Le rapport note que le premier praticien avait pourtant exprimé de graves inquiétudes :
- Nécessité d’une évaluation plus complète.
- Changement drastique de perspective sur la fin de vie.
- Possibilité de coercition ou d’influence indue.
Malgré cela, le fournisseur d’AMM a refusé de reporter l’acte au lendemain, prétextant que « les circonstances cliniques nécessitaient une provision urgente ».
Pourquoi l’euthanasie au Canada est-elle devenue une solution par défaut ?
Ce drame illustre une réalité « orwellienne ». L’euthanasie au Canada devient une solution de gestion logistique face à la pénurie de soins palliatifs.
- Pression sur les aidants : le mari de Madame B était le principal interlocuteur, et les évaluateurs ont noté le peu de documentation prouvant que la demande venait réellement de la patiente elle-même.
- Absence d’alternatives : le refus d’hospitalisation en soins palliatifs a agi comme un catalyseur mortel.
- Rapidité excessive : le protocole « le jour même » empêche toute réflexion sereine et tout accompagnement spirituel ou psychologique.
L’ancien premier ministre de l’Alberta, Jason Kenney, n’a pas mâché ses mots en réagissant à cette affaire : « Euthanasiée contre sa volonté = meurtre de sang-froid. C’est le résultat inévitable du régime dystopique canadien. »

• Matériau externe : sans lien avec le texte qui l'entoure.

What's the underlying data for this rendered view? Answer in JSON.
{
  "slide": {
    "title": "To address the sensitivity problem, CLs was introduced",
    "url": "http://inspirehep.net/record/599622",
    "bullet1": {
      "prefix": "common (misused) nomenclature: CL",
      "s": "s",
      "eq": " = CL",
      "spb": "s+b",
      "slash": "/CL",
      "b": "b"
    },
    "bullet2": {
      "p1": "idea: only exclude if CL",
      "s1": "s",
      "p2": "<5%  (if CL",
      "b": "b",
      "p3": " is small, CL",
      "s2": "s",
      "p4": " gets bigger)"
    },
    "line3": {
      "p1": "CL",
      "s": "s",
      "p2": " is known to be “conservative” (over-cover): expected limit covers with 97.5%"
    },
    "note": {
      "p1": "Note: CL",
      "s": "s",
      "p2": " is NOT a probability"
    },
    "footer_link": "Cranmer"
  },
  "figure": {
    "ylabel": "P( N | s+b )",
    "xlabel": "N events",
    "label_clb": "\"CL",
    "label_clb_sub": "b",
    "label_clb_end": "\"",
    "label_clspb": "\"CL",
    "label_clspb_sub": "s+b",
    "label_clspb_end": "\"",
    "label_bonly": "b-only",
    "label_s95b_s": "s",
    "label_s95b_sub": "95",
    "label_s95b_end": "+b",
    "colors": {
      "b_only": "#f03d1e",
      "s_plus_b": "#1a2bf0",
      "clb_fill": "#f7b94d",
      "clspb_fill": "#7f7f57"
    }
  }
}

Une culture de mort qui s’installe
Récemment, un juge de Colombie-Britannique a dû intervenir pour empêcher un mari d’exécuter un plan de « double euthanasie » sur sa femme, jugée inapte. Ces cas ne sont plus isolés ; ils sont symptomatiques d’une législation sur l’euthanasie au Canada qui a supprimé les garde-fous essentiels.
Comme le soulignent les critiques, la peur de désacraliser la vie humaine s’avère aujourd’hui entièrement rationnelle.
L’analyse de Napo
En France, nous n’avons pas encore besoin, et heureusement, de nous prémunir contre ces pratiques, même si nos gouvernements démoniaques souhaitent voir ces mesures légalisées. Cependant, en bon catholique, il est de notre devoir d’être préparés, car le Seigneur veut que nous soyons toujours prêts. Il est donc nécessaire de rédiger dès maintenant des directives anticipées notariées prévu par la loi n°2005‑370 du 22 avril 2005 (à condition qu’elles aient été formulées moins de 3 ans avant la perte de conscience) relative aux droits des malades et à la fin de vie, excluant explicitement l’euthanasie et toute autre pratique contraire à la foi catholique, y compris le suicide assisté. Il convient également de prévoir dans ce document qu’un prêtre puisse se déplacer pour assurer les prières et administrer l’onction des malades.